Unlikely Bedfellows on Student Loans

Maybe we can all get along.

May 11, 2010

Maybe we can all get along.

An unusual coalition of lending, financial aid, and student groups have teamed up to urge members of Congress to require providers of non-federal student loans to get colleges' approval before they make such loans to students. In a letter last week to leaders in the Senate, three groups of lenders, two student groups and the National Association of Student Financial Aid Administrators asked Senate leaders to include such a provision in legislation (S. 3217) they are drafting to reform the country's financial system.

The proposal, a version of which was incorporated into parallel legislation that the House of Representatives passed last fall, is designed to assure that borrowers turn to more-expensive (and riskier) private student loans only after they've exhausted federal, state, and institutional grants, or at least less costly federal student loans.

"Requiring school certification that confirms students’ attendance and loan eligibility -- as is currently required on all federal student loans -- discourages unnecessary borrowing which could lead to delinquency and default during repayment," the groups say in the letter. "It also gives financial aid administrators an additional opportunity to counsel students about less expensive forms of financial aid and ensures that students do not inadvertently disqualify themselves for less costly aid. Simply put, school certification will help ensure that private loan borrowers maximize their ability to borrow federal loans and only turn to private loans after exhausting federal loan eligibility."

The letter was signed by Consumer Bankers Association, the Education Finance Council, and the National Council of Higher Education Loan Programs; the National Association of Student Financial Aid Administrators; and the Institute for College Access & Success and the U.S. Public Interest Research Groups.

It is not unheard of for banks and other lenders to be on the same side of issues as financial aid officers or advocates for students; a roughly similar coalition developed around the federal government's 2007 creation of a repayment system based on borrowers' post-graduation income, for instance.

But recent years have seen much more conflict than collaboration among lenders, students and financial aid officers, most evident in the fact that just two years ago, when Congress renewed the Higher Education Act, lenders were deeply divided over the idea of requiring college officials to "certify" that a student needed the money he or she was preparing to borrow from a private loan provider.

Because of the opposition, which came mostly from lenders who marketed their loans directly to student borrowers, the 2008 legislation instead required students themselves to obtain much of the same information (about their cost of attendance, the amount of federal aid they qualify for, etc.) that the original proposal would have mandated.

So what has changed from two years ago? A better question might be what hasn't.

The most obvious difference in the student loan market is that Congress passed legislation this spring that will end lending through the bank-based Federal Family Education Loan Program. Policy makers are hopeful that ending the competition between the federal government's two student loan programs -- whatever its other pros and cons, which were in the eye of the beholder -- will end the deeply divisive and distracting enmity that has dominated much of the federal conversation about student loans for nearly two decades, perhaps opening the door to much more cooperation among parties in the financial aid world.
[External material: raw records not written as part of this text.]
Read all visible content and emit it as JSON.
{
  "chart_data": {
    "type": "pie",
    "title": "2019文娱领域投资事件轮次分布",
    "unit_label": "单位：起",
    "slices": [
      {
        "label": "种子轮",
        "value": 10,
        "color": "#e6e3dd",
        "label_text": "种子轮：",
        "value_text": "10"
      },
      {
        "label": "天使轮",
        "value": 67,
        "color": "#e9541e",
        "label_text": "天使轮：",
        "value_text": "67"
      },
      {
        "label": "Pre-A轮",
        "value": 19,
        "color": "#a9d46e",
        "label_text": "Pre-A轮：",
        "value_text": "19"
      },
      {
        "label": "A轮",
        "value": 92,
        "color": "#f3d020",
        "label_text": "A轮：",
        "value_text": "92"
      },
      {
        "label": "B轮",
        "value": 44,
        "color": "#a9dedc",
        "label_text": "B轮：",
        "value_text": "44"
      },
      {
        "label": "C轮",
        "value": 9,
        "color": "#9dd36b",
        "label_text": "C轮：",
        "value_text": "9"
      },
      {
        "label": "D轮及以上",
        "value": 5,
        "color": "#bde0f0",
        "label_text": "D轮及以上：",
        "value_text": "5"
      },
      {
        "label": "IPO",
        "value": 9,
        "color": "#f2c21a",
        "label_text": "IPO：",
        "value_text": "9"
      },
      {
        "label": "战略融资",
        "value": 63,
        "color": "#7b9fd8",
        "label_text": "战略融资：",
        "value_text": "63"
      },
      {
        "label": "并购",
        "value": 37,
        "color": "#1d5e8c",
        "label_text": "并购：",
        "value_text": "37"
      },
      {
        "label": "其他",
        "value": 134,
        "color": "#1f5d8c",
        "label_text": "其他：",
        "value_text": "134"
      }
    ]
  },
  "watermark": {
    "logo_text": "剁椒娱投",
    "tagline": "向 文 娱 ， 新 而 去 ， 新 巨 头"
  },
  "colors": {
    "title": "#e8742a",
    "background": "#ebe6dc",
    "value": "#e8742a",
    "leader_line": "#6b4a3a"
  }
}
The other enormous shift that has occurred is in the student loan market itself. Two years ago, there still appeared to be a vibrant market for direct to consumer student loans, so lenders that purveyed such loans successfully argued that channeling students through their financial aid offices could result in favoritism toward lenders with which financial aid officers had cozy relationships. But the bottom has more or less dropped out of the direct-to-consumer market for private student loans, as evidenced by the fact that one of the primary opponents of the certification process, MyRichUncle, is now out of business.

And Education Department data published last summer showing a sharp rise in the proportion of college students with private student loans, and in the proportion of private loan borrowers who had taken out those loans without first borrowing the maximum possible (or sometimes any at all) in lower-cost federal loans, offers persuasive evidence that federal policy lags what's happening in the market, said Pauline Abernathy, vice president at the Institute for College Access & Success.

"The broad support" for the idea of requiring financial aid offices to certify private loans is "an indication of the reality of how much the market has changed, and that it's time for policy to catch up to the market," Abernathy said.

The willingness of lenders to sign on to the certification proposal does not mean that they'll be backing significant reductions in private loan interest rates or embracing other ideas that hurt their bottom lines; the companies are still in the loan business for a reason, and their self-interest will only encourage them to go so far.

But whether lenders support the certification idea because they think it's wise or because they hope that adopting a "best practice" favored by consumer advocates will help reduce defaults and thereby forestall further (and potentially more painful) federal legislation, the level of cooperation is welcome to Justin Draeger, the newly selected president of the financial aid administrators' group.

"I think there’s an opportunity going forward to forge new alliances and partnerships to protect student aid funding and find common ground for student protections like school certification," Draeger said via e-mail. "I hope that this will be the first of many instances where NASFAA can drive consensus and help diverse stakeholders in the higher education community coalesce around concepts that work for and protect students."